Sarah Emmerling and Malika-Budur Kalila
NIAGARA UNIVERSITY, N.Y. – On Friday Oct. 13, Marshall, a courtroom drama about the first African-American Supreme Court Justice, was released. The movie was directed by Reginald Hudlin and stars Chadwick Boseman as Thurgood Marshall, Josh Gad as Samuel Friedman, and Kate Hudson as Eleanor Strubing. It explores an important case in Marshall’s career as an NAACP lawyer, years before Brown v. Board of Education. This new film is particularly exciting for Western New York as it was filmed in Buffalo and features many artists in the community.

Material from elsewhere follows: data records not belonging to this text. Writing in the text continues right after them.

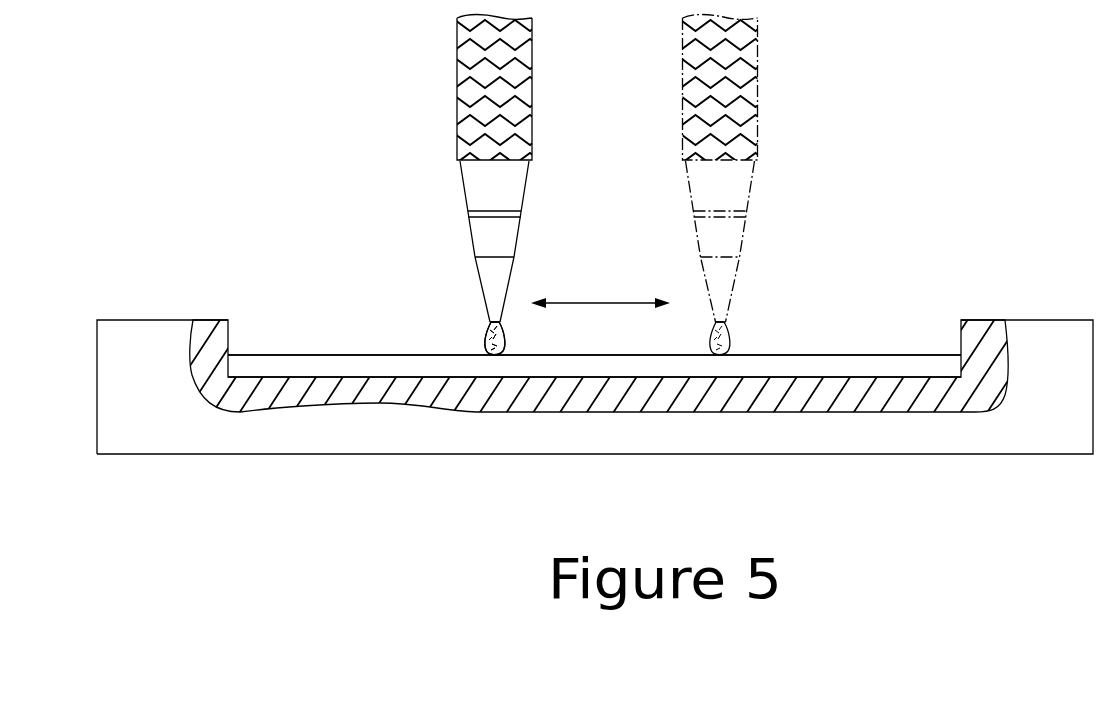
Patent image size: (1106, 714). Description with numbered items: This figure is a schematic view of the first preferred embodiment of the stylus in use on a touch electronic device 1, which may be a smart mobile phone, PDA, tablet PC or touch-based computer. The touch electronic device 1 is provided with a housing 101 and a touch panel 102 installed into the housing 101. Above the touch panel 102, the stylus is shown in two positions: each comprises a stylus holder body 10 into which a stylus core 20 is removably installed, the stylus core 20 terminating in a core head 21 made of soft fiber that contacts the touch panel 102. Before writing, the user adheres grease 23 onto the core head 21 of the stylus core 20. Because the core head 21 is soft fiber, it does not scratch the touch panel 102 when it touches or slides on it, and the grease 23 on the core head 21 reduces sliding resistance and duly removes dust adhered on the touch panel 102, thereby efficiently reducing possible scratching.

The touch electronic device 1 is at (123, 312).
The housing 101 is at (142, 437).
The touch panel 102 is at (265, 366).
The grease 23 is at (330, 352).
The stylus holder body 10 is at (449, 52).
The stylus core 20 is at (475, 340).
The core head 21 is at (500, 342).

Niagara University Theatre professors Adriano Gatto, Josie DiVincenzo, and Doug Zschiegner were among those involved. Filming took place during the summer of 2016 at various Buffalo landmarks.
“Buffalo is a great city for filmmaking,” Zschiegner commented. “There are a lot of old historic buildings that haven’t been torn down. The architecture is stunning. We have the train station at Central Terminal, the Courthouse, City Hall, and the Statler Hotel. All of those locations worked perfectly. Buffalo looks so good in this movie.”
Zschiegner was a featured extra who played the assistant to the prosecutor in the trial scenes. Because his role put him right in the middle of the action, he was able to learn a lot from the experience.
“The best part was just being able to watch,” he explained. “Every time the director talked to the stars, I was right there, so I could hear everything. I was able to see so many different approaches to acting. I also learned about the different crews, as well as the quantity of those jobs and their importance.”
Zschiegner was also able to get to know some of the stars of the movie, particularly Dan Stevens, who is known for his roles as Matthew Crawley on Downton Abbey and the Beast in Beauty and the Beast.
“Dan Stevens played the prosecutor,” he stated. “He sat right next to me so we could whisper and talk a lot. I got to know him pretty well.”
Zschiegner also commented on the differences between working on stage and on film, and about how one of the goals of the NU Theatre program is to prepare students for both types of work.
“Film actors must have all the honesty and immediacy of stage work because the camera is so close,” he explained. “They can’t lie. They also need different kinds of techniques to repeat something exactly the same way when the camera comes from a different angle, or knowing how far away the camera is and how to project. Here, we strive to prepare theatre students for film opportunities, so it was great to be able to learn more from this experience.”
He also mentioned Governor Cuomo’s tax cuts, which are meant to encourage filmmakers to visit and use the region in their work. The cuts offer movie producers an extra credit of 10 percent of qualified production and post-production costs for films in Upstate New York counties.
Buffalo is becoming a popular filming destination. There are several movies currently being made in the area, including the fourth part of the Purge series and The True Adventures of Wolfboy featuring John Turturro, Chloë Sevigny, and Jaeden Lieberher. More movie companies are utilizing the city, bringing more opportunities to local artists and students interested in the film industry.
“Movie companies can get a lot by coming to Buffalo,” he said. “So there’s been a lot of new movies here lately.”